Embracing Disruption

Unlocking the power of AI - the China way

China’s AI focus is less on becoming a global leader in large scale generative AI models and more on practical AI applications.

Key takeaways

  • The recently concluded National People’s Congress focused on China’s high technology drive as a top priority.
  • China’s AI focus is less on becoming a global leader in large scale generative AI models and more on practical AI applications.
  • We see a diverse range of opportunities where companies can benefit both directly and indirectly from China’s sustained investments into digital technologies and AI.
A new buzzword in China

When China’s government laid out its top priorities for 2024 at the National People’s Congress (NPC) in early March, promoting economic growth did not get the top position. Instead, top spot went to a call to develop “new productive forces”, a relatively new slogan that symbolizes China’s high technology drive.

As China looks to move away from an economic growth model based on property and infrastructure, the importance of technological progress and innovation has for some time been a consistent theme in China’s official rhetoric.

Indeed, attempts by the US to contain China’s technological development by imposing tariffs and sanctions has only intensified the urgency for China to rely less on imported technologies.

What makes the term “new productive forces” more eye-catching, however, is that it goes beyond the pursuit of technological selfsufficiency. The new emphasis is to make China an outright leader in technologies of the future.

Figure 1: Industries of the Future
Figure 1: Industries of the Future

Source: Gavekal, China Ministry of Industry and Information
Technology, 6 March 2024

As the official communique from the Central Economic Work Conference held in December put it, “We will promote industrial innovation through technological innovation, especially by using ground-breaking and cutting-edge technologies to foster new industries, new models and growth drivers, and develop new productive forces.”

This is therefore likely to lead to a greater focus on futuristic technologies, including areas such as humanoid robots, nuclear and hydrogen energy, industrial internet and next-generation mobile telecoms.

China‘s AI ambitions

Over the last year the artificial intelligence boom has appeared to be passing China by, at least when looking at share price performance. Chinese AI-related stocks have lagged well behind the so-called Magnificent 7, for example. This is mainly because there is no Chinese equivalent of Nvidia (a company selling high-performance computing hardware), nor a peer of Microsoft on the software side.

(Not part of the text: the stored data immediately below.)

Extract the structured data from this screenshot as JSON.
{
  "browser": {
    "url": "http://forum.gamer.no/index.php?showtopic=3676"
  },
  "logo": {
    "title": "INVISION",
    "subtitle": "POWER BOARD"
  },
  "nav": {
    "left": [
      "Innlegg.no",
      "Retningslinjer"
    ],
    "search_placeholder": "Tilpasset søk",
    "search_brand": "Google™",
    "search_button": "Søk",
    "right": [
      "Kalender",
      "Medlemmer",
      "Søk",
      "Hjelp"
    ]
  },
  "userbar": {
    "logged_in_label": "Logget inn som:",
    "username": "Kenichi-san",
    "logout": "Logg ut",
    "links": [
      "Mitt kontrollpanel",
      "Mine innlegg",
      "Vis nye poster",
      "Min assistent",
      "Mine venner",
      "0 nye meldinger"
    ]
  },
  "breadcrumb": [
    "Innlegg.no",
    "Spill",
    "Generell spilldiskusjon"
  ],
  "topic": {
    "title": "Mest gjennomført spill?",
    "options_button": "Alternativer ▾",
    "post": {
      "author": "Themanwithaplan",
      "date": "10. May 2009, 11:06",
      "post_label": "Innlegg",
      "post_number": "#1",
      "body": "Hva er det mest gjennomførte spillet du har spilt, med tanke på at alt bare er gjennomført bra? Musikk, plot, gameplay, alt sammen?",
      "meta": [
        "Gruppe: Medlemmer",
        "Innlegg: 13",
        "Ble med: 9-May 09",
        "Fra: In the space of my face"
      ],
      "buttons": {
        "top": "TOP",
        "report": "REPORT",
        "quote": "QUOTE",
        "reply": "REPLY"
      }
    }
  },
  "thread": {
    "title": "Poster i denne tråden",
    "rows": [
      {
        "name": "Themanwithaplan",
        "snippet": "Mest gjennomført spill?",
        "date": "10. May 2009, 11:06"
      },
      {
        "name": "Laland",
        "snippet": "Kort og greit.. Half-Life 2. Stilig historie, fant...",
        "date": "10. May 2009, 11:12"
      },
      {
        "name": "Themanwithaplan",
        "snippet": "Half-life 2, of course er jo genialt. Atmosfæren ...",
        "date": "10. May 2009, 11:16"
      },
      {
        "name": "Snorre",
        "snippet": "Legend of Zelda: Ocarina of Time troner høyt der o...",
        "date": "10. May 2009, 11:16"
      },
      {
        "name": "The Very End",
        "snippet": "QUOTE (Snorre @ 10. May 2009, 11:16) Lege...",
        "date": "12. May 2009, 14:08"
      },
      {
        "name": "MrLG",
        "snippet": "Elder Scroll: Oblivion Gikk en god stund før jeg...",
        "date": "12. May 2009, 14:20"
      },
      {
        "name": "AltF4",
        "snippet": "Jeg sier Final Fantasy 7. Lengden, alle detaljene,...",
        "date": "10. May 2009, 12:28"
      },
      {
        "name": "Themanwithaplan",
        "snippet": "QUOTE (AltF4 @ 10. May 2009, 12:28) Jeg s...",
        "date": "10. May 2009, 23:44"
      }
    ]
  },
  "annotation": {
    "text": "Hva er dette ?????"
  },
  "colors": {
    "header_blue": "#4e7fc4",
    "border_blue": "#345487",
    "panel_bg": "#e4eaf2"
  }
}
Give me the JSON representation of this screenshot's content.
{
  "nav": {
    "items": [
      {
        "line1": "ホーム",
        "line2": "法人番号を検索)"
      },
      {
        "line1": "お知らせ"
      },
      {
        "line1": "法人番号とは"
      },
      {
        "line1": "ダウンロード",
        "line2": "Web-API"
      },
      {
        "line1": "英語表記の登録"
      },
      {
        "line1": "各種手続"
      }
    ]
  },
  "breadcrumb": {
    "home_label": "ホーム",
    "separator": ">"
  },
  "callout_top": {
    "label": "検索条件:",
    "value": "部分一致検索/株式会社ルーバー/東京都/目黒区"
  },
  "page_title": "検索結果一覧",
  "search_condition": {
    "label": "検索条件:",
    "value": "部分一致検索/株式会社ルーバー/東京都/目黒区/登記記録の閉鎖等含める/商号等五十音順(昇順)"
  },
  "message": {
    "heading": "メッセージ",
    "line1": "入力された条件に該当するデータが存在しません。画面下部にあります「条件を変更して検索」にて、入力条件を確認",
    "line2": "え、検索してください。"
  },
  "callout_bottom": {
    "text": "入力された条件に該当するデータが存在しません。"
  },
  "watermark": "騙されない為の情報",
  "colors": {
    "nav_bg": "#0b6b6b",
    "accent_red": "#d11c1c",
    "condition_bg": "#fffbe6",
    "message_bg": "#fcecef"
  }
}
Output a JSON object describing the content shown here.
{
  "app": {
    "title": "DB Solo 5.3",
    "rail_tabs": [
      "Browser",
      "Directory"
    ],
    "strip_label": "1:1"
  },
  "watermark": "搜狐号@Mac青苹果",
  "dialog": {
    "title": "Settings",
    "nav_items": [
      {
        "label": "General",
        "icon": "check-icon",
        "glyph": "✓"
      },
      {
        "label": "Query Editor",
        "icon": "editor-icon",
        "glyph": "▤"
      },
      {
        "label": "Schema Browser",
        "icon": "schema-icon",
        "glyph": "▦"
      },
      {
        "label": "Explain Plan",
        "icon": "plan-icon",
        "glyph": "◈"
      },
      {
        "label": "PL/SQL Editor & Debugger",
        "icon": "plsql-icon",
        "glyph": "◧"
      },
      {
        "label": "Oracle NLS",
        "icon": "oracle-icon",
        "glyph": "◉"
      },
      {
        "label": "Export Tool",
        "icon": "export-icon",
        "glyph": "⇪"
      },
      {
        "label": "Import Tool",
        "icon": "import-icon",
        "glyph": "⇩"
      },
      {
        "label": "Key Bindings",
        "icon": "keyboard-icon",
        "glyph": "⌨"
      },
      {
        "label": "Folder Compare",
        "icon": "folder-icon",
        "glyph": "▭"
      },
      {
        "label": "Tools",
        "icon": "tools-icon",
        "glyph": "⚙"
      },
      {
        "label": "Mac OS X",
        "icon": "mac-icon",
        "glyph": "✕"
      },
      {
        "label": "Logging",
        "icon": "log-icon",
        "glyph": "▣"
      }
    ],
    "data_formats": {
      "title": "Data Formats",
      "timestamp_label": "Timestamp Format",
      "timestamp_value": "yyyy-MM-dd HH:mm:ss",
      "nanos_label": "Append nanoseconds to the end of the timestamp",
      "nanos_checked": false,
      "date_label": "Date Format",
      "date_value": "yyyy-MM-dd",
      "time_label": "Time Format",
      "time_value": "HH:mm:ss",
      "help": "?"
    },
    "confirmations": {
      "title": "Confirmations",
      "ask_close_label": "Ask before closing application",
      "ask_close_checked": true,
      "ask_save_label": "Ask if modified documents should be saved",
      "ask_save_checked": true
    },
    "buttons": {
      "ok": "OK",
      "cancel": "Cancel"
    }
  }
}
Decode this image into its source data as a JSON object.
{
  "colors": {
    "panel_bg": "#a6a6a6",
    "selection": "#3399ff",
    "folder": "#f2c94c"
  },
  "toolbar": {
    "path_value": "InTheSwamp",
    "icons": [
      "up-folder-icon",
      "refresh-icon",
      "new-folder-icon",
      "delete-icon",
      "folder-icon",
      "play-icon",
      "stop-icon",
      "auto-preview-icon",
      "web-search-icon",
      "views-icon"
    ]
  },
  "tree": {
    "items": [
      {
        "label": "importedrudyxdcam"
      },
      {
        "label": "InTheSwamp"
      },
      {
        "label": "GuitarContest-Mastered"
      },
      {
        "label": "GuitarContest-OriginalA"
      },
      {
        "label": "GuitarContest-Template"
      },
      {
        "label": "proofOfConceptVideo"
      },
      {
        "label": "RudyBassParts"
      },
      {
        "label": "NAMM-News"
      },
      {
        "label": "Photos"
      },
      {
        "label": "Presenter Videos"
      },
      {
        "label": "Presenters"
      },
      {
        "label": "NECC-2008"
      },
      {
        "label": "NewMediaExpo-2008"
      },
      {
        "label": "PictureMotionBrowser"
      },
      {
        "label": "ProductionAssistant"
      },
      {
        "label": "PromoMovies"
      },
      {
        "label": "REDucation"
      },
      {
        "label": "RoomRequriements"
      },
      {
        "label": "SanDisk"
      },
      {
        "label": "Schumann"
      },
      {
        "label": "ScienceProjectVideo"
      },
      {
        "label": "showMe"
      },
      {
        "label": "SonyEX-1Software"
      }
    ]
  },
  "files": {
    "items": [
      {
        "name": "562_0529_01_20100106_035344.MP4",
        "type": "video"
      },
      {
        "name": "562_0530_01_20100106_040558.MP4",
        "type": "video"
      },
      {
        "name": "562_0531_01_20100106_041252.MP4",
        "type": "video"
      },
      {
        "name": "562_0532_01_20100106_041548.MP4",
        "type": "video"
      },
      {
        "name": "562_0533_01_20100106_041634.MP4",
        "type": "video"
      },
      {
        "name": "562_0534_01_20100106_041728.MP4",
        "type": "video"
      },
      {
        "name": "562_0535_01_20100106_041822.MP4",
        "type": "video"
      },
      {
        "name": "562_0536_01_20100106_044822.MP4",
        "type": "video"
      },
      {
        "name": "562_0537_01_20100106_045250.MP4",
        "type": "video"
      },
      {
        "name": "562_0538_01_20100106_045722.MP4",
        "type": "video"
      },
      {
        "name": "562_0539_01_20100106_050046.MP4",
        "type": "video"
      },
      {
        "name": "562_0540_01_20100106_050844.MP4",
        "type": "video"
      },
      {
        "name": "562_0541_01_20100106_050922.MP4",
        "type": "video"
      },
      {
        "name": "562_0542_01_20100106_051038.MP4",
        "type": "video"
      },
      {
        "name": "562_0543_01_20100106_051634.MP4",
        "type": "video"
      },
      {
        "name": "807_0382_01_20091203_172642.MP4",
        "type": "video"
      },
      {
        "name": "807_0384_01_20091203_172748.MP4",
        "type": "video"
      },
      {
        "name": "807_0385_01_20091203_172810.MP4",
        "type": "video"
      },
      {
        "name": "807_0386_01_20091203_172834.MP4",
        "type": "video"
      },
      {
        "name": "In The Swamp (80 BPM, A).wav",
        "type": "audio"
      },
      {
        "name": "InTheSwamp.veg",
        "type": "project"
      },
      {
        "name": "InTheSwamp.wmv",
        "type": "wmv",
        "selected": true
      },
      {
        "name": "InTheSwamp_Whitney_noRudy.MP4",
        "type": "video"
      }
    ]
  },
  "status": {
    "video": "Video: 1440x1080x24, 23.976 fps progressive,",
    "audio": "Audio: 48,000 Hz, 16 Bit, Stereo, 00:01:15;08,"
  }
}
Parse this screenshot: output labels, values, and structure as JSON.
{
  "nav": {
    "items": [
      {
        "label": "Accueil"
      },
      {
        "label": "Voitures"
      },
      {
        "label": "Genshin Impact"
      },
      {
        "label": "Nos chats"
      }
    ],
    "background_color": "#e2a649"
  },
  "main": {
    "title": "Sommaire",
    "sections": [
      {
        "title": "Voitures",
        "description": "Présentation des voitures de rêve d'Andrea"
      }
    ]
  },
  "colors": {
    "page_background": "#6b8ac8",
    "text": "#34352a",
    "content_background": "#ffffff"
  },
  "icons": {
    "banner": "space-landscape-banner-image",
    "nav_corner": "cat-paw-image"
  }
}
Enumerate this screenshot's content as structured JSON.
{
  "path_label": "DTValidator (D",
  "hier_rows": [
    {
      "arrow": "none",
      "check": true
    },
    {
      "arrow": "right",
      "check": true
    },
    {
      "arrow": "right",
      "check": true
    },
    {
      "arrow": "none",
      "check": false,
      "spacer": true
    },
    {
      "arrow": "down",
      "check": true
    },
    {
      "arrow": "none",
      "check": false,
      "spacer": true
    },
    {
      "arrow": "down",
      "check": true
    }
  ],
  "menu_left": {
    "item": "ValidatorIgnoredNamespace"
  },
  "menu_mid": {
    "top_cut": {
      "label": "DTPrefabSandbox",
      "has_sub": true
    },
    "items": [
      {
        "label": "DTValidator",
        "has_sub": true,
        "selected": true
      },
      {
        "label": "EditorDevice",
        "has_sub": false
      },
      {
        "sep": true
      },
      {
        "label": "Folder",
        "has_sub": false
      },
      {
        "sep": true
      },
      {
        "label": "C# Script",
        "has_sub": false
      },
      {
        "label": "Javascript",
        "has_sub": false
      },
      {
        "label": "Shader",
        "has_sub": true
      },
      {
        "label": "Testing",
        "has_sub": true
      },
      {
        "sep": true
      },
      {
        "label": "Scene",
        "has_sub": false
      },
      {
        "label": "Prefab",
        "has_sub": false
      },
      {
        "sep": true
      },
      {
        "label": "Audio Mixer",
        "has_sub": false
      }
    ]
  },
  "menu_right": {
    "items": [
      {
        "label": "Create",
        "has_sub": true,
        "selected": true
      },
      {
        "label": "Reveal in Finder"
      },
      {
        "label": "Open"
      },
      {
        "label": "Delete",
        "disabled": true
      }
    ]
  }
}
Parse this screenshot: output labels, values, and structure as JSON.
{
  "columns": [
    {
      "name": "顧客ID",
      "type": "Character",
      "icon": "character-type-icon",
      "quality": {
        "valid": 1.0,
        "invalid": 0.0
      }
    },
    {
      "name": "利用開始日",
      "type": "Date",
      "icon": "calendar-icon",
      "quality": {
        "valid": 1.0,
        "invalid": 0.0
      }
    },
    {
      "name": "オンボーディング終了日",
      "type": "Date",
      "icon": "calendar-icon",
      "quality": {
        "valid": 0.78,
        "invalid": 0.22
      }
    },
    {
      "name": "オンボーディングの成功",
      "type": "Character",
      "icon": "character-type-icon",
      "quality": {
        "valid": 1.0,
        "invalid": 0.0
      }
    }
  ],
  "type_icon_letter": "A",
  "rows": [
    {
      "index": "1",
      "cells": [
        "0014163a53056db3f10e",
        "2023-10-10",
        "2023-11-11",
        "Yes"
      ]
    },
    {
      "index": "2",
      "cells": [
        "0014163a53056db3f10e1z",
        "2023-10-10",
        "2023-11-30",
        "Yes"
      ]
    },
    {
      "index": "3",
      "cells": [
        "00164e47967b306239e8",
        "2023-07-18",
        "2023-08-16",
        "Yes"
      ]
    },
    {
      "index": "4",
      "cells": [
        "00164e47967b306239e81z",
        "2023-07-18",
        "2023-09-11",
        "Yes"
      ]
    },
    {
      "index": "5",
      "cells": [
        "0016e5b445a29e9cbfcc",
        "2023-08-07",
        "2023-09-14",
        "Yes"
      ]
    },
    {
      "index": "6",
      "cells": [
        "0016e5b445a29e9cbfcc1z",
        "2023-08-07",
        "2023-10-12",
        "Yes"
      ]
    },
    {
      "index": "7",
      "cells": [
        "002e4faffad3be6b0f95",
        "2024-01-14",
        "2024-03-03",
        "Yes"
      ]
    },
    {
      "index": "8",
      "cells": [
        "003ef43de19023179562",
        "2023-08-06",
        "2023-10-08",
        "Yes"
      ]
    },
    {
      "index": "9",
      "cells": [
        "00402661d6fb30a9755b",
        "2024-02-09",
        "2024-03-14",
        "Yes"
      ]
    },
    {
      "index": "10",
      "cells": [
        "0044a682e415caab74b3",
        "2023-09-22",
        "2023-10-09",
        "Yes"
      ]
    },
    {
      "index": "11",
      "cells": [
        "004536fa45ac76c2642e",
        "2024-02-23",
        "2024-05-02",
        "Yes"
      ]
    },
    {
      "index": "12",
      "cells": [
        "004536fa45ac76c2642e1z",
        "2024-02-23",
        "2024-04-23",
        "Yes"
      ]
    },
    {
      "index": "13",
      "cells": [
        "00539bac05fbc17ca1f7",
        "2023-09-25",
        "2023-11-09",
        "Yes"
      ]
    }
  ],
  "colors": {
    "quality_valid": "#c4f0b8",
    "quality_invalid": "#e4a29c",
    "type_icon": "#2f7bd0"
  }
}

However, this subdued share price performance masks a high level of investment and a significant commitment of resources in AI. Chinese companies have, for example, been active participants in the global race to develop larger-scale generative AI models.

In our view, the Chinese models have improved quickly in a relatively short period of time. Established large companies like Baidu and Alibaba have been leading the way. However, there is still a gap to the quality of global leading models. And while this gap may well continue to close, it will be challenging for China to take the lead any time soon, given the US sanctions which are limiting access to high-performance semiconductors, and thus to the computing power that is required to develop such models.

Figure 2: Bloomberg Magnificent 7 vs CSI Artificial Intelligence (Index total return, USD)
Figure 2: Bloomberg Magnificent 7 vs CSI Artificial Intelligence (Index total return, USD)

Source: Bloomberg as at 27 March 2024

Looking ahead

China’s technological advantage will probably come more from practical AI applications, which are able to use ‘sufficiently good’ generative AI models. Just as Chinese companies have a track record of developing hugely popular super-apps such as WeChat (Tencent’s social media platform), so a potentially big growth driver is the application of AI expertise in developing new consumer-focused products that can leverage China’s huge domestic market.

And at this early stage of AI development, there is also a range of interesting opportunities in Chinese companies that are providing much needed infrastructure including diverse areas such as AI servers, thermal control systems and data transmission technology.

AI applications in China – case studies

China’s equivalent of Google, focused on the search industry and AI initiatives. An established and widely used search engine in China. Baidu generates most of its revenue from advertising services. These are on the path of recovery as the economic situation stabilises. As a pioneer in the AI industry, Baidu has rolled out a product comparable to ChatGPT called Ernie Bot and is exploring ways to improve monetization.


China’s largest home appliance company, regularly ranked among the Fortune Global 500, Midea is transforming from a conventional producer of airconditioners and fridges to a full-scale intelligent manufacturer. Driven by digital technologies and AI, the company is improving products, boosting sales and promoting after-sales services with the support of big data technology.


China’s largest online travel agency has released an advanced AI travel assistant, integrated into the company’s mobile app. Users can craft bespoke itineraries, make instant bookings and deliver rapid and personalized responses. AI looks set to play a pivotal role in reshaping the travel industry.